Posted Jan 15, 2015 16:31 UTC (Thu) by tialaramex (subscriber, #21167) [Link] (1 responses)

But the right way to do that is to switch off your WiFi. On my laptops I usually do this by moving the physical switch provided for this purpose. On other devices (which lack a switch) you can tell software "I don't want WiFi any more" independently of the wireless code trying to connect to a specific AP.

Also, the Right Thing™ (and I'm a little surprised the Windows laptop doesn't do this of its own accord unless you've missed part of the story) is that you'd leave the WiFi up in your scenario, and the IP stack will choose the Cat5 (or whatever) for all new connections while continuing to handle old connections seamlessly on the WiFi.

Almost twenty years ago we demonstrated running VoIP through this scenario (moving from a wireless to a wired network) with Mobile IPv6. That has yet to become a commonplace application, but it was taken as read that if you began a _new_ call it would move to the better connection with no additional technology, our work was on handling an _in progress_ call correctly.

Haunted by ancient history

Posted Jan 20, 2015 13:09 UTC (Tue) by nye (subscriber, #51576) [Link]

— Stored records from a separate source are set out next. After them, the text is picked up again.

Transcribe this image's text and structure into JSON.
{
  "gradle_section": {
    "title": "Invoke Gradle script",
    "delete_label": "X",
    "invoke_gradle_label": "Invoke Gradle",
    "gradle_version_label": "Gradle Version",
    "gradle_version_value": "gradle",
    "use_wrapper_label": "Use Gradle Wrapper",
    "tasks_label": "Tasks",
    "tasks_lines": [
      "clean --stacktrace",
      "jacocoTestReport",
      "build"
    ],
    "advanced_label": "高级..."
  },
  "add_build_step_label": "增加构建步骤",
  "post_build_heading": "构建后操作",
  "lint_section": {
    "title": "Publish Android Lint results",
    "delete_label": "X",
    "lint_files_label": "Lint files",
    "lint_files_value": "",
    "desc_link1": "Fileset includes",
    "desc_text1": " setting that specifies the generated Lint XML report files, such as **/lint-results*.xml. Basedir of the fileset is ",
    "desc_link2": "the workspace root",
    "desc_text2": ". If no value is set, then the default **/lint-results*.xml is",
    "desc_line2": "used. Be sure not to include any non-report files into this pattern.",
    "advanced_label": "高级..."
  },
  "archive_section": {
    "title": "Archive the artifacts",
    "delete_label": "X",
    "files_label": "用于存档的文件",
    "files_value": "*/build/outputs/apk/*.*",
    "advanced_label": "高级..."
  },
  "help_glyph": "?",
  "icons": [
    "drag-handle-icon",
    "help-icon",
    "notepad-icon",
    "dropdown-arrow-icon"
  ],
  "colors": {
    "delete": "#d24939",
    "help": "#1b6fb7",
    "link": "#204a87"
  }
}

>Also, the Right Thing™ (and I'm a little surprised the Windows laptop doesn't do this of its own accord unless you've missed part of the story) is that you'd leave the WiFi up in your scenario, and the IP stack will choose the Cat5 (or whatever) for all new connections while continuing to handle old connections seamlessly on the WiFi

Modern versions of Windows definitely do this; I'm not sure whether older versions do, but I'd expect so since this is a simple case of setting the metric to prefer wired over wireless connections, which I find it hard to believe has ever not been the default.

There are probably other factors at work here.